Die Story erlebt man im Rahmen verschiedener Missionen, die über ein Menü ausgewählt werden. Die einzelnen Levels sind recht groß, die Ziele jedoch sehr linear gehalten. Man bewegt sich von Punkt A zu Punkt B, erlegt auf dem Weg ein paar Feinde und schließt dann die jeweilige Aufgabe ab.

Zumindest gibt es hier einiges an Variation. Man schaltet verschiedene Luftabwehrgeschütze aus, besiegt einen feindlichen Armored Core, erklimmt eine wandernde Festung und einiges mehr.

Umgeben von zwei Tonnen Stahl

All das macht man in seinem getreuen Armored Core, einem der Mech-Anzüge des Spiels. Diese sind ausgerüstet mit einem Schwert und zahlreichen Fernkampfwaffen, die sich nach Belieben austauschen lassen. Unter anderem gibt es hier Raketenwerfer, Maschinengewehre und alles andere, was das Waffenherz begehrt.

Mehrere Armored Cores stürmen eine Mauer. Quelle: Bandai Namco Auch können die Mechs für kurze Zeit durch die Luft fliegen, was allein das Navigieren der verschiedenen Karten bereits zu einer spaßigen Angelegenheit macht. Damit man bei diesen ganzen Dingen nicht den Überblick verliert, sind die Armored Cores mit einem passenden, futuristischen UI ausgestattet.

Dieses wirkt im ersten Moment sehr überfordernd, mit einem großen Kreis in der Mitte des Bildschirms, zahlreichen Balken, die sich leeren und wieder auffüllen und einer Menge Schnickschnack.

Glücklicherweise gewöhnt man sich jedoch sehr schnell an das Interface. Ein Balken zeigt etwa die Abklingzeit des Schwertes an, ein weiterer die verbleibende Munition im Magazin und so weiter. Es ist gar nicht so leicht, in einem schnellen Spiel wie Armored Core 6 (jetzt kaufen 32,99 € ) ein UI zu kreieren, welches dem Spieler alle nötigen Informationen gibt, ohne vom Geschehen abzulenken.

Wer möchte schon in die untere Ecke des Bildschirms schauen, um seine Abklingzeiten zu sehen, wenn man gerade mitten in einer Bullet-Hell steckt? From Software hat sich bezüglich des Interface also definitiv Gedanken gemacht. Es könnte zwar an manchen Stellen noch verbessert werden, doch ich hatte beim Spielen zumindest nie das Gefühl, dass mich das HUD auf irgendeine Weise einschränkt.

Ein Armored Core schwingt sein Schwert. Quelle: Bandai Namco Das könnte sich im Verlauf des Spiels natürlich noch ändern, denn zum Release wird es zahlreiche weitere Kapitel geben, doch die anfänglichen Missionen haben bereits einen Mordsspaß gemacht. Umso schlimmer fand ich es dann, als ich nach kurzer Zeit bereits wieder aus dem Gameplay gerissen wurde.

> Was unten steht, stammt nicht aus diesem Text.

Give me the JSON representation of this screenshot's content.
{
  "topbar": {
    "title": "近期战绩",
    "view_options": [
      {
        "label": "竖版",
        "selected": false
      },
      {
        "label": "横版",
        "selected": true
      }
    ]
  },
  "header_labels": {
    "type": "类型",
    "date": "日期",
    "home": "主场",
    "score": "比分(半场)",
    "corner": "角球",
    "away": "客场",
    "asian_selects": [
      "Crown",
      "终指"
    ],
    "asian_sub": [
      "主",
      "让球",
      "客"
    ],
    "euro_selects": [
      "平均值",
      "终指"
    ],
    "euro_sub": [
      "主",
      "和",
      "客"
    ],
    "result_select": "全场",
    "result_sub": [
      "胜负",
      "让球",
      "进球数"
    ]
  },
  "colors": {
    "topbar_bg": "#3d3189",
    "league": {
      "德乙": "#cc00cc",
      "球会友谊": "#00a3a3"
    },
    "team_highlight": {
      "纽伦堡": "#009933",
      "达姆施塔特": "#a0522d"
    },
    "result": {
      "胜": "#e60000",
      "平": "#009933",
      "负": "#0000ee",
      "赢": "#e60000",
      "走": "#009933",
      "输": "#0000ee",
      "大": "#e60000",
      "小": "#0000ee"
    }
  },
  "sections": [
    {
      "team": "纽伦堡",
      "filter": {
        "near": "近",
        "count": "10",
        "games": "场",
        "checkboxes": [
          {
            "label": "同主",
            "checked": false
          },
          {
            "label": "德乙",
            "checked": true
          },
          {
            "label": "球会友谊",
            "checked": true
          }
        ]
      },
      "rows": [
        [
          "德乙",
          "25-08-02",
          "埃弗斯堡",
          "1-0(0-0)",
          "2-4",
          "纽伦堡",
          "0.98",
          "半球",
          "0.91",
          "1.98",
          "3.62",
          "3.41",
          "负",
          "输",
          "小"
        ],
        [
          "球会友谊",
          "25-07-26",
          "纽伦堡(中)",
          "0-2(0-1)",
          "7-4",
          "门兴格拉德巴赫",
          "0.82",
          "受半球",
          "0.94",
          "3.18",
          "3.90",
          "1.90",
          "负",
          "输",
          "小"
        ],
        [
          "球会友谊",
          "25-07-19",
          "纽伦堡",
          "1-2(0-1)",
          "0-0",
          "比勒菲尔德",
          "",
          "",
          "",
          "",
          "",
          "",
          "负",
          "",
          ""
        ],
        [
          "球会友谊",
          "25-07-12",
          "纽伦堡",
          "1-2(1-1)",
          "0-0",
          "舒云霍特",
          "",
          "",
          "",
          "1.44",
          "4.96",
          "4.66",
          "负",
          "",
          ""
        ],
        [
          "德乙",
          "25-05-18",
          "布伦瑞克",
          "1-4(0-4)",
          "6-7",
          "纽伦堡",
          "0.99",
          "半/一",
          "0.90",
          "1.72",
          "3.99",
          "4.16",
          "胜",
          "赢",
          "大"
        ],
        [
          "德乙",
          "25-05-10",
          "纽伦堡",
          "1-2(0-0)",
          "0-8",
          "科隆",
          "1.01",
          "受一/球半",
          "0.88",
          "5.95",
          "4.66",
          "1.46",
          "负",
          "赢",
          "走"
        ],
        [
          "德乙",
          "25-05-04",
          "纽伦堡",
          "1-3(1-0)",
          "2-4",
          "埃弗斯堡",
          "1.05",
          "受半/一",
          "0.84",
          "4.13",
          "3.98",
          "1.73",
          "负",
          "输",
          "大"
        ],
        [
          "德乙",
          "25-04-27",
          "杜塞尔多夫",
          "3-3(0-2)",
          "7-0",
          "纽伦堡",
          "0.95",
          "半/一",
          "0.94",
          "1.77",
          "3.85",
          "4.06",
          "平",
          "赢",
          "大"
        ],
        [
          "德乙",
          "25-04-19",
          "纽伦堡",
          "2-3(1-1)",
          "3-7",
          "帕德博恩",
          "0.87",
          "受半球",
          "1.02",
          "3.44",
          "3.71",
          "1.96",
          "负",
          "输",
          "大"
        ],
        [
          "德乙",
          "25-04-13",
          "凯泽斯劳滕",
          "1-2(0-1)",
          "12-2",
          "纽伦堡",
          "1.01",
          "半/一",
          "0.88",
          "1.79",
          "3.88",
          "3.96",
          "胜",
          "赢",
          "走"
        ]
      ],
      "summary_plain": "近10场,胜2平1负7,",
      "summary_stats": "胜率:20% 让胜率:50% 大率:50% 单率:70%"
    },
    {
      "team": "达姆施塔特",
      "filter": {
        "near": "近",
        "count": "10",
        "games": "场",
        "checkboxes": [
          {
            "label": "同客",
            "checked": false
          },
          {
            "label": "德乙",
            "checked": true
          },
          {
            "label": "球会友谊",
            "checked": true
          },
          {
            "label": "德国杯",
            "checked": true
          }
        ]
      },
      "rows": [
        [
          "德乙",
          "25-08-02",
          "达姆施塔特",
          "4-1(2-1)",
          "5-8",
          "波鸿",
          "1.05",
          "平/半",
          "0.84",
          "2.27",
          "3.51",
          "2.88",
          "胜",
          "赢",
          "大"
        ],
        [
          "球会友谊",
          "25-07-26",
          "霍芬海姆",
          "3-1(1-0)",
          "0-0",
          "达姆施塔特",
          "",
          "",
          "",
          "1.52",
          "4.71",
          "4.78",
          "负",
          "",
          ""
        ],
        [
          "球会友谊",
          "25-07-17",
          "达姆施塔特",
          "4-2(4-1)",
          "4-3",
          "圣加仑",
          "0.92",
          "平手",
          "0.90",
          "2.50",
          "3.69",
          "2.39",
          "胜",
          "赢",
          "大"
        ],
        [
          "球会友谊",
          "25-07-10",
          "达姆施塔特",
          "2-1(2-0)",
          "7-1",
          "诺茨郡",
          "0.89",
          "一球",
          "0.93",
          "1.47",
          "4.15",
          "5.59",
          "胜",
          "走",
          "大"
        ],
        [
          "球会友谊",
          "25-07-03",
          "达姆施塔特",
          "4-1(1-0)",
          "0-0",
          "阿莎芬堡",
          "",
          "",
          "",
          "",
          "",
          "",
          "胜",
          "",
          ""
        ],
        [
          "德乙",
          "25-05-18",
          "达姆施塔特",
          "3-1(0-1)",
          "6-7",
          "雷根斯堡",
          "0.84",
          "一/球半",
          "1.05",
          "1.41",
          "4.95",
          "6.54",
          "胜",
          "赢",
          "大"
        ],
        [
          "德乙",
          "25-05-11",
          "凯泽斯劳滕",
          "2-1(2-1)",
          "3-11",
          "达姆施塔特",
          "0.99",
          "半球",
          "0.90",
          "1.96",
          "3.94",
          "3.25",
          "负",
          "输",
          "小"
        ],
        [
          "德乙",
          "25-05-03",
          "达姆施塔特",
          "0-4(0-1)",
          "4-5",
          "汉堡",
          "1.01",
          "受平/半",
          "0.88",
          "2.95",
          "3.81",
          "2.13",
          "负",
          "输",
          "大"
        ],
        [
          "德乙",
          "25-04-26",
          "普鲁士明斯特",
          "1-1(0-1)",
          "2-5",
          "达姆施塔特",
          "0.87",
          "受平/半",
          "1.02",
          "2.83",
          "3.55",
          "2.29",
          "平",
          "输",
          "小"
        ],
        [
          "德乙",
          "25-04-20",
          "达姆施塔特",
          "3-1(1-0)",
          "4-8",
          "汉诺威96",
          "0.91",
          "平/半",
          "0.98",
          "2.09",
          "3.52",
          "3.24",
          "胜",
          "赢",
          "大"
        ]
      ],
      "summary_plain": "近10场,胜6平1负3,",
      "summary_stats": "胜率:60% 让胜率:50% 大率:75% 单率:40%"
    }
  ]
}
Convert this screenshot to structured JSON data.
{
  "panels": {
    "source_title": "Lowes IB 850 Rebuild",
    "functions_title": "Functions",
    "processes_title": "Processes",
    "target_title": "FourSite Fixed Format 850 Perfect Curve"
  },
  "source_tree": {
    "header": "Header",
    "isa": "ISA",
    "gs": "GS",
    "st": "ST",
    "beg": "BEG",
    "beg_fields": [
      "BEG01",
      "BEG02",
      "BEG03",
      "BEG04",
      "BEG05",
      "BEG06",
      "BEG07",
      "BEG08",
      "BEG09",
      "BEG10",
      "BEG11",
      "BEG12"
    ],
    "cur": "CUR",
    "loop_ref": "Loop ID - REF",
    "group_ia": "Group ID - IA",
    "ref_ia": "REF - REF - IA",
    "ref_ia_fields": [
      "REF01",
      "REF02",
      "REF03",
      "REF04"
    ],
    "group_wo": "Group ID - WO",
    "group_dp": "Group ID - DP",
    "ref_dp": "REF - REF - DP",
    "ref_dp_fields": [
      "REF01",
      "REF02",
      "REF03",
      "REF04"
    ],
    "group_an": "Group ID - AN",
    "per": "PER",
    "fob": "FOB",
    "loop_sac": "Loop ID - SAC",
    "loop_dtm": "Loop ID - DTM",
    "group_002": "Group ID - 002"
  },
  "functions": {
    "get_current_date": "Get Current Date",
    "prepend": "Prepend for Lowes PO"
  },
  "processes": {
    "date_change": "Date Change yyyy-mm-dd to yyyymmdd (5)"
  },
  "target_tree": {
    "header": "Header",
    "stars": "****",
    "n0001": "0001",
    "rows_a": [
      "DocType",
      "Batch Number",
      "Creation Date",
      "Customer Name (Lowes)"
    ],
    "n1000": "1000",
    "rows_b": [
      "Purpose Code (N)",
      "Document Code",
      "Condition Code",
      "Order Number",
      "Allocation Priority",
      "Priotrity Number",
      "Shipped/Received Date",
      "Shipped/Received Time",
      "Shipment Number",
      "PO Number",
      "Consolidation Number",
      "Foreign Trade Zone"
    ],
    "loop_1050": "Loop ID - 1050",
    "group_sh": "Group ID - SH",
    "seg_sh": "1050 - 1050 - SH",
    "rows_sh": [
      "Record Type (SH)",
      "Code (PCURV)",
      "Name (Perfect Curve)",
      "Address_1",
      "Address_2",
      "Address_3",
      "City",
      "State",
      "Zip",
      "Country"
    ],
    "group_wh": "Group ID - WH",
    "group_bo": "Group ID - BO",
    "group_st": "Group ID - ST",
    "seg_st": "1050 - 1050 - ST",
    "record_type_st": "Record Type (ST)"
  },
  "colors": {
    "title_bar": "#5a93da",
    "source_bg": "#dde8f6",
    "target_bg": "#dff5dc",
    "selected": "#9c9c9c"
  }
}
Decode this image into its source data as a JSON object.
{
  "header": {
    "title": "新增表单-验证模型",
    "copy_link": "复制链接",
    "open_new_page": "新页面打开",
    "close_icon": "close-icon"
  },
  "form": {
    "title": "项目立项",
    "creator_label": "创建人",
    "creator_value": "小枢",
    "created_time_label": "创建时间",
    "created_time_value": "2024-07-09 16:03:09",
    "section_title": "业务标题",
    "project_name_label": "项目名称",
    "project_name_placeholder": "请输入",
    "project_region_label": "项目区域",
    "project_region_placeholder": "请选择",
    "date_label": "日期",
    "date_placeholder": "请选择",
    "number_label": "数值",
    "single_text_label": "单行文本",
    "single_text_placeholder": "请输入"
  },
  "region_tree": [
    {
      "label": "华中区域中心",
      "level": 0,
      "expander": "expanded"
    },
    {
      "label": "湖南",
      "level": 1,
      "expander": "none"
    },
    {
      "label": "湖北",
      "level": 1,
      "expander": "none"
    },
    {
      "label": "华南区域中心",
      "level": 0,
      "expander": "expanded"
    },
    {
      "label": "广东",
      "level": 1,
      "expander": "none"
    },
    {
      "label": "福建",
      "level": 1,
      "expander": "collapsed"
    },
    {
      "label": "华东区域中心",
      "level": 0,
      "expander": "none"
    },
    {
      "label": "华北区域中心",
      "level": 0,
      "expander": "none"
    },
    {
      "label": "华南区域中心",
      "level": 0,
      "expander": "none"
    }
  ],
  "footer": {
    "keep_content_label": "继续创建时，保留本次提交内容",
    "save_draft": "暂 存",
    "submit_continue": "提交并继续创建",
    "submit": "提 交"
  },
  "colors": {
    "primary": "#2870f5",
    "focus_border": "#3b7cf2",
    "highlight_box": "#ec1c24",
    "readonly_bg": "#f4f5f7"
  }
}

Einige Missionen waren in unter einer Minute abgeschlossen und obwohl die Länge der Missionen graduell anstieg, waren sie zumindest im ersten Kapitel allesamt sehr schnell zu Ende. Mein Spielerlebnis bestand also über weite Strecken daraus, mir eine Art Standbild anzusehen und währenddessen einem Dialog zu lauschen, in dem mir die nächste Mission erklärt wird.

Dann komme ich endlich zum Spielen, was wirklich eine Menge Spaß gemacht hat, doch nach ein paar Minuten war es damit wieder vorbei. Anschließend noch ein Dialog zum Abschluss der Mission und das Ganze beginnt wieder von vorn. Für meinen Geschmack verbrachte ich definitiv zu viel Zeit damit, einfach auf den Bildschirm zu starren. Doch es ist wohl ein gutes Zeichen, dass ich stets sofort wieder weiterspielen wollte.